Je dépose mon verre après avoir pris une nouvelle gorgée, croise mes mains au dessus de la table et penche mon buste par dessus le meuble, non pas pour mettre en avant ma poitrine bien que je le faisais indirectement, mais pour instaurer un climat plus intime et discret. Je baisse d'ailleurs le volume de ma voix pour reprendre ma tirade.
« Les humains ont tendance à sous-estimer de quoi nous, les terranides, sommes capables. Ils nous voient comme du bétail abruti incapable de développer sa propre technologie. Pourtant, celle-ci les effraierait s'ils apprenaient son existence. Cette pierre d'apparence inoffensive peut devenir une arme dissuasive, ou même de destruction, si vous l'entendez ainsi.

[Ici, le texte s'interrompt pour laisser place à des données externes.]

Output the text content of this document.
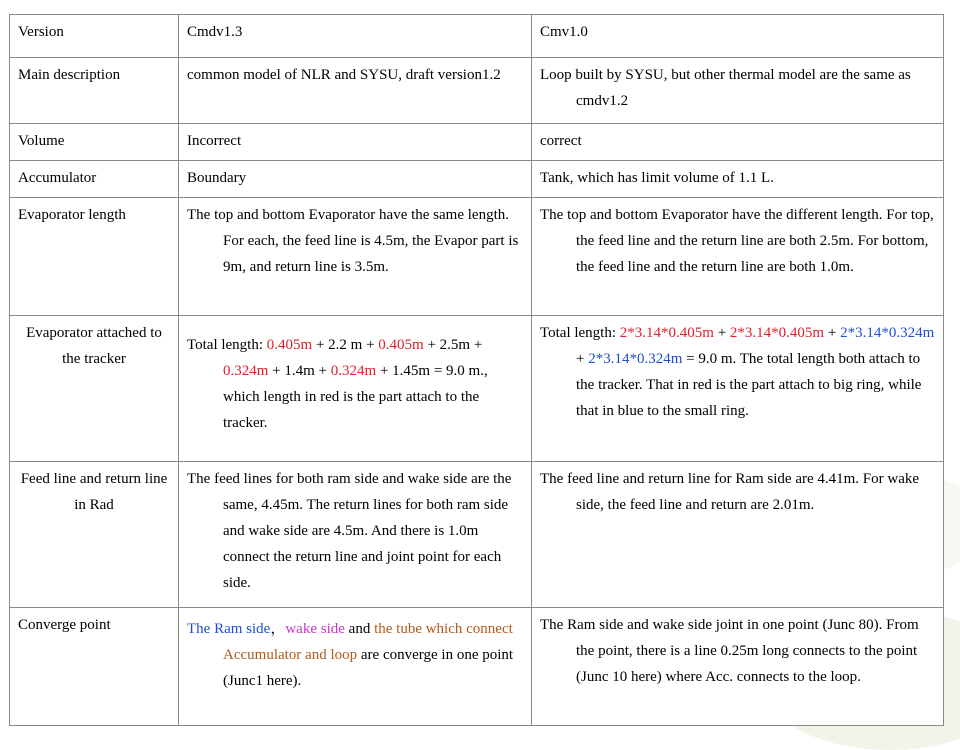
Version	Cmdv1.3	Cmv1.0
Main description	common model of NLR and SYSU, draft version1.2	Loop built by SYSU, but other thermal model are the same as cmdv1.2

Volume	Incorrect	correct
Accumulator	Boundary	Tank, which has limit volume of 1.1 L.
Evaporator length	The top and bottom Evaporator have the same length. For each, the feed line is 4.5m, the Evapor part is 9m, and return line is 3.5m.	The top and bottom Evaporator have the different length. For top, the feed line and the return line are both 2.5m. For bottom, the feed line and the return line are both 1.0m.

Evaporator attached to the tracker	Total length: 0.405m + 2.2 m + 0.405m + 2.5m + 0.324m + 1.4m + 0.324m + 1.45m = 9.0 m., which length in red is the part attach to the tracker.	Total length: 2*3.14*0.405m + 2*3.14*0.405m + 2*3.14*0.324m + 2*3.14*0.324m = 9.0 m. The total length both attach to the tracker. That in red is the part attach to big ring, while that in blue to the small ring.

Feed line and return line in Rad	The feed lines for both ram side and wake side are the same, 4.45m. The return lines for both ram side and wake side are 4.5m. And there is 1.0m connect the return line and joint point for each side.	The feed line and return line for Ram side are 4.41m. For wake side, the feed line and return are 2.01m.

Converge point	The Ram side，wake side and the tube which connect Accumulator and loop are converge in one point (Junc1 here).	The Ram side and wake side joint in one point (Junc 80). From the point, there is a line 0.25m long connects to the point (Junc 10 here) where Acc. connects to the loop.
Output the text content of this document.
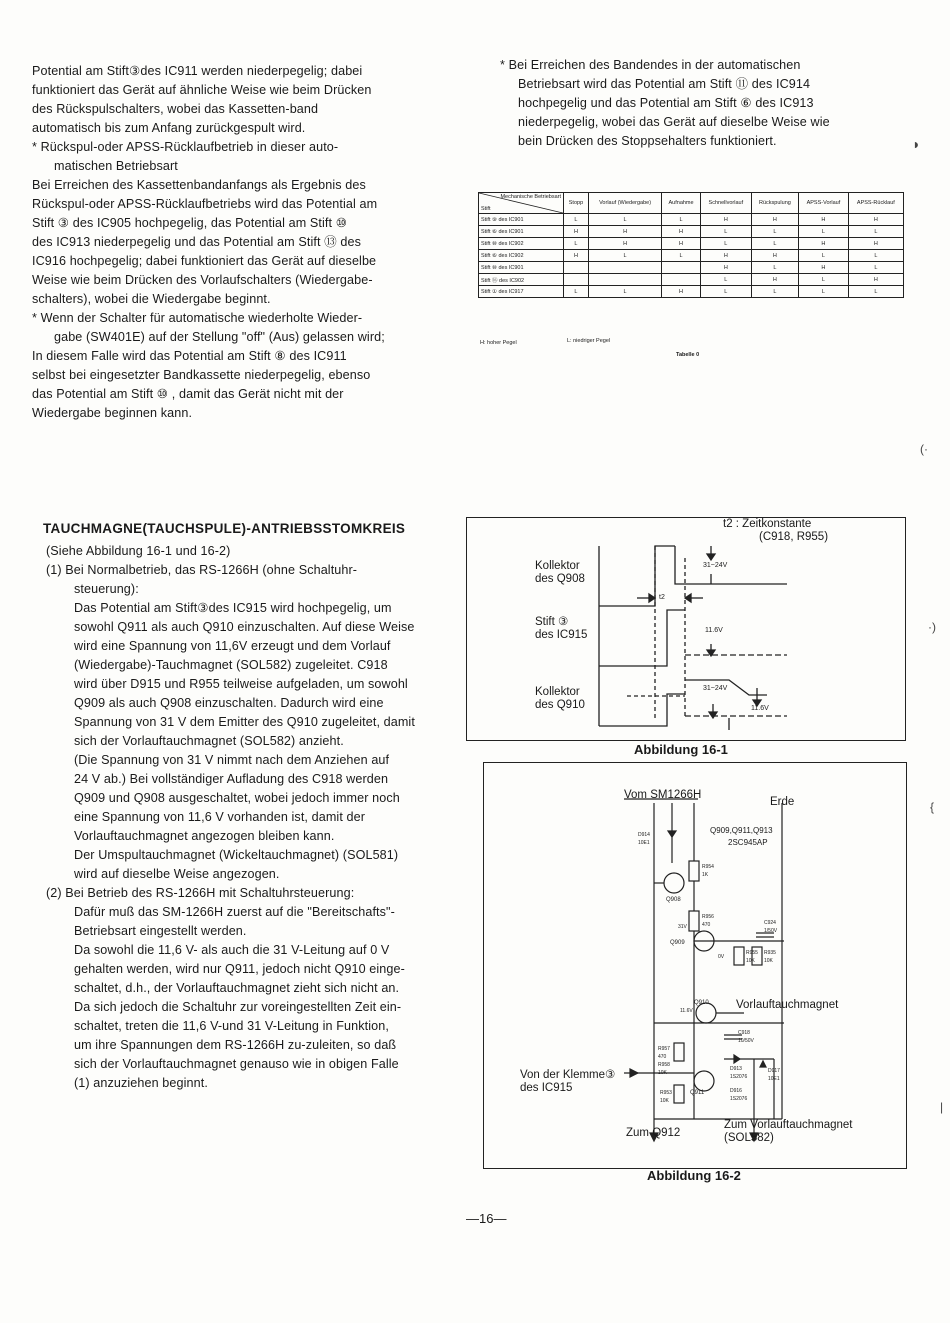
Potential am Stift③des IC911 werden niederpegelig; dabei

funktioniert das Gerät auf ähnliche Weise wie beim Drücken

des Rückspulschalters, wobei das Kassetten-band

automatisch bis zum Anfang zurückgespult wird.

* Rückspul-oder APSS-Rücklaufbetrieb in dieser auto-

matischen Betriebsart

Bei Erreichen des Kassettenbandanfangs als Ergebnis des

Rückspul-oder APSS-Rücklaufbetriebs wird das Potential am

Stift ③ des IC905 hochpegelig, das Potential am Stift ⑩

des IC913 niederpegelig und das Potential am Stift ⑬ des

IC916 hochpegelig; dabei funktioniert das Gerät auf dieselbe

Weise wie beim Drücken des Vorlaufschalters (Wiedergabe-

schalters), wobei die Wiedergabe beginnt.

* Wenn der Schalter für automatische wiederholte Wieder-

gabe (SW401E) auf der Stellung "off" (Aus) gelassen wird;

In diesem Falle wird das Potential am Stift ⑧ des IC911

selbst bei eingesetzter Bandkassette niederpegelig, ebenso

das Potential am Stift ⑩ , damit das Gerät nicht mit der

Wiedergabe beginnen kann.

* Bei Erreichen des Bandendes in der automatischen

Betriebsart wird das Potential am Stift ⑪ des IC914

hochpegelig und das Potential am Stift ⑥ des IC913

niederpegelig, wobei das Gerät auf dieselbe Weise wie

bein Drücken des Stoppsehalters funktioniert.

Mechanische Betriebsart
Stift	Stopp	Vorlauf (Wiedergabe)	Aufnahme	Schnellvorlauf	Rückspulung	APSS-Vorlauf	APSS-Rücklauf
Stift ⑨ des IC901	L	L	L	H	H	H	H
Stift ⑥ des IC901	H	H	H	L	L	L	L
Stift ⑩ des IC902	L	H	H	L	L	H	H
Stift ⑥ des IC902	H	L	L	H	H	L	L
Stift ⑩ des IC901				H	L	H	L
Stift ⑯ des IC902				L	H	L	H
Stift ① des IC917	L	L	H	L	L	L	L
H: hoher Pegel	L: niedriger Pegel
Tabelle 0
TAUCHMAGNE(TAUCHSPULE)-ANTRIEBSSTOMKREIS

(Siehe Abbildung 16-1 und 16-2)

(1) Bei Normalbetrieb, das RS-1266H (ohne Schaltuhr-

steuerung):

Das Potential am Stift③des IC915 wird hochpegelig, um

sowohl Q911 als auch Q910 einzuschalten. Auf diese Weise

wird eine Spannung von 11,6V erzeugt und dem Vorlauf

(Wiedergabe)-Tauchmagnet (SOL582) zugeleitet. C918

wird über D915 und R955 teilweise aufgeladen, um sowohl

Q909 als auch Q908 einzuschalten. Dadurch wird eine

Spannung von 31 V dem Emitter des Q910 zugeleitet, damit

sich der Vorlauftauchmagnet (SOL582) anzieht.

(Die Spannung von 31 V nimmt nach dem Anziehen auf

24 V ab.) Bei vollständiger Aufladung des C918 werden

Q909 und Q908 ausgeschaltet, wobei jedoch immer noch

eine Spannung von 11,6 V vorhanden ist, damit der

Vorlauftauchmagnet angezogen bleiben kann.

Der Umspultauchmagnet (Wickeltauchmagnet) (SOL581)

wird auf dieselbe Weise angezogen.

(2) Bei Betrieb des RS-1266H mit Schaltuhrsteuerung:

Dafür muß das SM-1266H zuerst auf die "Bereitschafts"-

Betriebsart eingestellt werden.

Da sowohl die 11,6 V- als auch die 31 V-Leitung auf 0 V

gehalten werden, wird nur Q911, jedoch nicht Q910 einge-

schaltet, d.h., der Vorlauftauchmagnet zieht sich nicht an.

Da sich jedoch die Schaltuhr zur voreingestellten Zeit ein-

schaltet, treten die 11,6 V-und 31 V-Leitung in Funktion,

um ihre Spannungen dem RS-1266H zu-zuleiten, so daß

sich der Vorlauftauchmagnet genauso wie in obigen Falle

(1) anzuziehen beginnt.

t2 : Zeitkonstante
(C918, R955)
Kollektor
des Q908
Stift ③
des IC915
Kollektor
des Q910
31~24V
t2
11.6V
31~24V
11.6V
Abbildung 16-1
Vom SM1266H
Erde
Q909,Q911,Q913
2SC945AP
D914
10E1
R954
1K
Q908
R956
470
Q909
C924
1/50V
R955
10K
R935
10K
Q910 Vorlauftauchmagnet
C918
10/50V
R957
470
R958
10K
Q911
R953
10K
D913
1S2076
D916
1S2076
D917
10E1
31V
11.6V
0V
Von der Klemme③
des IC915
Zum Q912
Zum Vorlauftauchmagnet
(SOL582)
Abbildung 16-2
—16—
◗
(·
·)
{
|
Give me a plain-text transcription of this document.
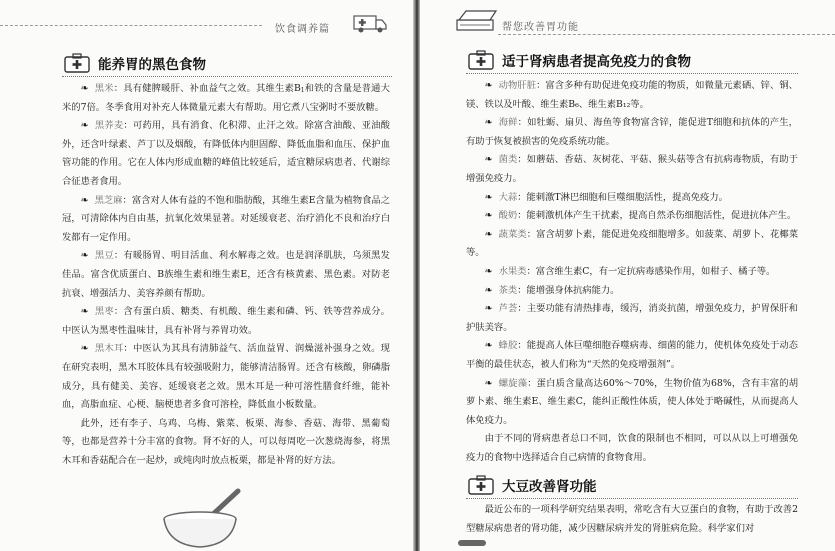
饮食调养篇
能养胃的黑色食物

❧ 黑米：具有健脾暖肝、补血益气之效。其维生素$B_1$和铁的含量是普通大米的7倍。冬季食用对补充人体微量元素大有帮助。用它煮八宝粥时不要放糖。

❧ 黑荞麦：可药用，具有消食、化积滞、止汗之效。除富含油酸、亚油酸外，还含叶绿素、芦丁以及烟酸，有降低体内胆固醇、降低血脂和血压、保护血管功能的作用。它在人体内形成血糖的峰值比较延后，适宜糖尿病患者、代谢综合征患者食用。

❧ 黑芝麻：富含对人体有益的不饱和脂肪酸，其维生素E含量为植物食品之冠，可清除体内自由基，抗氧化效果显著。对延缓衰老、治疗消化不良和治疗白发都有一定作用。

❧ 黑豆：有暖肠胃、明目活血、利水解毒之效。也是润泽肌肤，乌须黑发佳品。富含优质蛋白、B族维生素和维生素E，还含有核黄素、黑色素。对防老抗衰、增强活力、美容养颜有帮助。

❧ 黑枣：含有蛋白质、糖类、有机酸、维生素和磷、钙、铁等营养成分。中医认为黑枣性温味甘，具有补肾与养胃功效。

❧ 黑木耳：中医认为其具有清肺益气、活血益胃、润燥滋补强身之效。现在研究表明，黑木耳胶体具有较强吸附力，能够清洁肠胃。还含有核酸，卵磷脂成分，具有健美、美容、延缓衰老之效。黑木耳是一种可溶性膳食纤维，能补血，高脂血症、心梗、脑梗患者多食可溶栓，降低血小板数量。

此外，还有李子、乌鸡、乌梅、紫菜、板栗、海参、香菇、海带、黑葡萄等，也都是营养十分丰富的食物。肾不好的人，可以每周吃一次葱烧海参，将黑木耳和香菇配合在一起炒，或炖肉时放点板栗，都是补肾的好方法。

帮您改善胃功能
适于肾病患者提高免疫力的食物

❧ 动物肝脏：富含多种有助促进免疫功能的物质，如微量元素硒、锌、铜、镁、铁以及叶酸、维生素B₆、维生素B₁₂等。

❧ 海鲜：如牡蛎、扇贝、海鱼等食物富含锌，能促进T细胞和抗体的产生，有助于恢复被损害的免疫系统功能。

❧ 菌类：如蘑菇、香菇、灰树花、平菇、猴头菇等含有抗病毒物质，有助于增强免疫力。

❧ 大蒜：能刺激T淋巴细胞和巨噬细胞活性，提高免疫力。

❧ 酸奶：能刺激机体产生干扰素，提高自然杀伤细胞活性，促进抗体产生。

❧ 蔬菜类：富含胡萝卜素，能促进免疫细胞增多。如菠菜、胡萝卜、花椰菜等。

❧ 水果类：富含维生素C，有一定抗病毒感染作用，如柑子、橘子等。

❧ 茶类：能增强身体抗病能力。

❧ 芦荟：主要功能有清热排毒，缓泻，消炎抗菌，增强免疫力，护胃保肝和护肤美容。

❧ 蜂胶：能提高人体巨噬细胞吞噬病毒、细菌的能力，使机体免疫处于动态平衡的最佳状态，被人们称为“天然的免疫增强剂”。

❧ 螺旋藻：蛋白质含量高达60%～70%，生物价值为68%，含有丰富的胡萝卜素、维生素E、维生素C，能纠正酸性体质，使人体处于略碱性，从而提高人体免疫力。

由于不同的肾病患者总口不同，饮食的限制也不相同，可以从以上可增强免疫力的食物中选择适合自己病情的食物食用。

大豆改善肾功能

最近公布的一项科学研究结果表明，常吃含有大豆蛋白的食物，有助于改善2型糖尿病患者的肾功能，减少因糖尿病并发的肾脏病危险。科学家们对
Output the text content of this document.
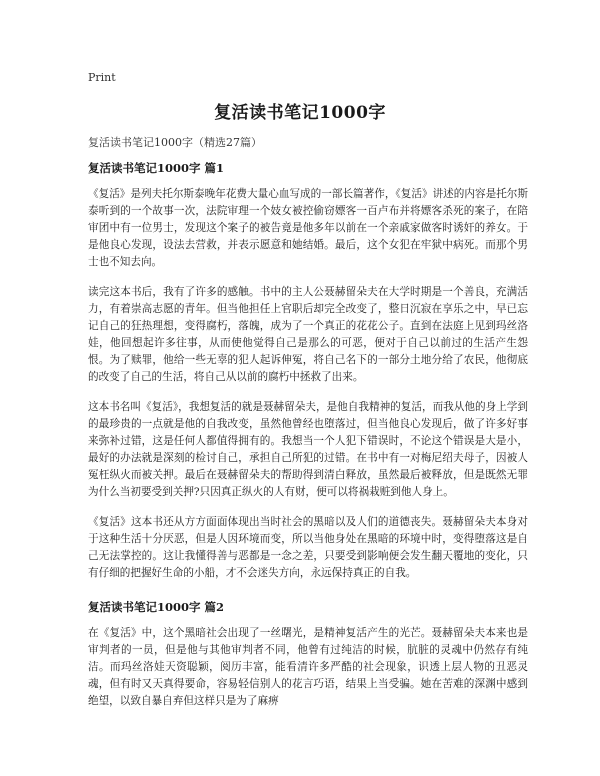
Print
复活读书笔记1000字
复活读书笔记1000字（精选27篇）
复活读书笔记1000字 篇1

《复活》是列夫托尔斯泰晚年花费大量心血写成的一部长篇著作，《复活》讲述的内容是托尔斯泰听到的一个故事一次，法院审理一个妓女被控偷窃嫖客一百卢布并将嫖客杀死的案子，在陪审团中有一位男士，发现这个案子的被告竟是他多年以前在一个亲戚家做客时诱奸的养女。于是他良心发现，设法去营救，并表示愿意和她结婚。最后，这个女犯在牢狱中病死。而那个男士也不知去向。

读完这本书后，我有了许多的感触。书中的主人公聂赫留朵夫在大学时期是一个善良，充满活力，有着崇高志愿的青年。但当他担任上官职后却完全改变了，整日沉寂在享乐之中，早已忘记自己的狂热理想，变得腐朽，落魄，成为了一个真正的花花公子。直到在法庭上见到玛丝洛娃，他回想起许多往事，从而使他觉得自己是那么的可恶，便对于自己以前过的生活产生怨恨。为了赎罪，他给一些无辜的犯人起诉伸冤，将自己名下的一部分土地分给了农民，他彻底的改变了自己的生活，将自己从以前的腐朽中拯救了出来。

这本书名叫《复活》，我想复活的就是聂赫留朵夫，是他自我精神的复活，而我从他的身上学到的最珍贵的一点就是他的自我改变，虽然他曾经也堕落过，但当他良心发现后，做了许多好事来弥补过错，这是任何人都值得拥有的。我想当一个人犯下错误时，不论这个错误是大是小，最好的办法就是深刻的检讨自己，承担自己所犯的过错。在书中有一对梅尼绍夫母子，因被人冤枉纵火而被关押。最后在聂赫留朵夫的帮助得到清白释放，虽然最后被释放，但是既然无罪为什么当初要受到关押?只因真正纵火的人有财，便可以将祸栽赃到他人身上。

《复活》这本书还从方方面面体现出当时社会的黑暗以及人们的道德丧失。聂赫留朵夫本身对于这种生活十分厌恶，但是人因环境而变，所以当他身处在黑暗的环境中时，变得堕落这是自己无法掌控的。这让我懂得善与恶都是一念之差，只要受到影响便会发生翻天覆地的变化，只有仔细的把握好生命的小船，才不会迷失方向，永远保持真正的自我。

复活读书笔记1000字 篇2

在《复活》中，这个黑暗社会出现了一丝曙光，是精神复活产生的光芒。聂赫留朵夫本来也是审判者的一员，但是他与其他审判者不同，他曾有过纯洁的时候，肮脏的灵魂中仍然存有纯洁。而玛丝洛娃天资聪颖，阅历丰富，能看清许多严酷的社会现象，识透上层人物的丑恶灵魂，但有时又天真得要命，容易轻信别人的花言巧语，结果上当受骗。她在苦难的深渊中感到绝望，以致自暴自弃但这样只是为了麻痹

Il se pourrait donc que nous soyons en mesure de partager les secrets de cette découverte avec les quelques alliés qui nous prêterons main forte. »
Bien évidemment, je ne comptais pas mentionner la façon dont mon organisation s'approvisionnait en magicithe. Contrôle la ressource la plus convoitée et tu contrôleras le monde, disait mon maître.